Does that help at all?
November 16th 2008, 01:08 AM
Isktaine

Yeah the FT of C makes more sense now!

Does that mean that a function on (-1,1) does have more than one antiderivative(regardless if it is continuous or not), ...but that it is not possible that a continuous function has no antiderivative? ..but a (non-continuous) function can have no antiderivative?

Since every continuous function has an antiderivative, is there a simple way to proof that?
November 16th 2008, 02:45 AM
HallsofIvy

Quote:

Originally Posted by Isktaine

I understand that if a function has more than one antiderivative because when you intergrate it you put +c (which can be any number) but does this still apply for a function on a certain interval eg (-2,2).

The way you have asked that question, the answer is "yes". If a function, f, is defined, say, on [-2, 2], there still exist an infinite number of functions having f as derivative.

However, I suspect you really mean to ask about integrating a function on a an interval, say from -2 to 2. If f(x) is defined on [-2, 2], then there exist an infinite number of functions having f as derivative. If F(x) is one of those then any of them can be written F(x)+ c for some constant c. In that case, the integral of f, from -2 to 2, if (F(2)+ c)- (F(-2)+ c)= F(2)- F(-2). The "c" term cancels out and we get one specific number no matter which anti-derivative we use.

Quote:

And does this also apply for continuous functions?

Yes, of course. It applies to any integrable functions and all continuous functions are integrable.

Quote:

How does the antiderivative of continuous functions vary from just functions?

In no really important way. Anti-derivatives of functions that are NOT continuous at some point will not have a derivative at that point- but will still be continuous.

Quote:

Hope that makes sense, I'm just trying to get my head around functions have antiderivatives and how many. Every textbook I read doesnt seem very clear.

Thanks,
Isk

All continous functions HAVE anti-derivatives and any bounded functions with only "jump" discontinuities at a finite number of points have anti-derivatives.
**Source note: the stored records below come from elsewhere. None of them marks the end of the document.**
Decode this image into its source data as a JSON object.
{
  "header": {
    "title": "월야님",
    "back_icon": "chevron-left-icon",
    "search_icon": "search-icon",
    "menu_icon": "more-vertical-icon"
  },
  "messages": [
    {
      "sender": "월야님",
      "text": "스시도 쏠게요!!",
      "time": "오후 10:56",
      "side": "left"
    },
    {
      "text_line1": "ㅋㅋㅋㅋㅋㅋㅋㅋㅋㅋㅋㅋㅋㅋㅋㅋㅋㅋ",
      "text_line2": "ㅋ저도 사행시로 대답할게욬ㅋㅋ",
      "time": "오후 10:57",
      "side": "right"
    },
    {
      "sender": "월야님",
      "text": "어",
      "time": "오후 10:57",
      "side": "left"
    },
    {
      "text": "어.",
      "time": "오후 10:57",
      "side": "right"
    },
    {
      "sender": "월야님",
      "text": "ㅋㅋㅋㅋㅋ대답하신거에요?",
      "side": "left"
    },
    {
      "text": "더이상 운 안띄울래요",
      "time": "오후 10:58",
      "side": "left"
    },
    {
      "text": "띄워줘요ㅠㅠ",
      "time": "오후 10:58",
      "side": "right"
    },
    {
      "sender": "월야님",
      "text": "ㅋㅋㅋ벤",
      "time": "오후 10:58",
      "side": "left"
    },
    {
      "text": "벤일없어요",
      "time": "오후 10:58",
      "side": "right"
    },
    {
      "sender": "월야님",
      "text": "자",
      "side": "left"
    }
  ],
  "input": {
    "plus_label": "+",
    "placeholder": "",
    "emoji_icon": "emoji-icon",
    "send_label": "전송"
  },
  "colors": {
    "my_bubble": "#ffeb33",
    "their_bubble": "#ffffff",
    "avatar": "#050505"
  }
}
However, again you may be asking the wrong question. If a function HAS an anti-derivative, it does not follow that the anti-derivative is "easy" or in fact any function you have ever seen before. In a very precise sense, 'almost all' anti-derivatives are NOT "elementary functions" (functions made from polynomials, rational functions, exponentials, logarithms, etc.)

For example, $f(x)= e^{-x^2}$ is continous and so has an anti-derivative. That anti-derivative is, in fact, very important in applications, especially to probabilty and statistics. But that anti-derivative cannot be written in terms of "elementary functions". The anti-derivative of $e^{-x^2}$ is (proportional to) "Erf(x)", a function use a lot in probability and statistics which is DEFINED as the antiderivative of (a multiple of) $e^{-x^2}$ .
November 16th 2008, 02:48 AM
HallsofIvy

[QUOTE=Isktaine;221444]Yeah the FT of C makes more sense now!

Does that mean that a function on (-1,1) does have more than one antiderivative(regardless if it is continuous or not), ...but that it is not possible that a continuous function has no antiderivative? ..but a (non-continuous) function can have no antiderivative?[quote]
Yes.

Quote:

Since every continuous function has an antiderivative, is there a simple way to proof that?

Depends on what YOU mean by "simple". Every really good Calculus book will have a proof and any introductory "Mathematical Analysis" book.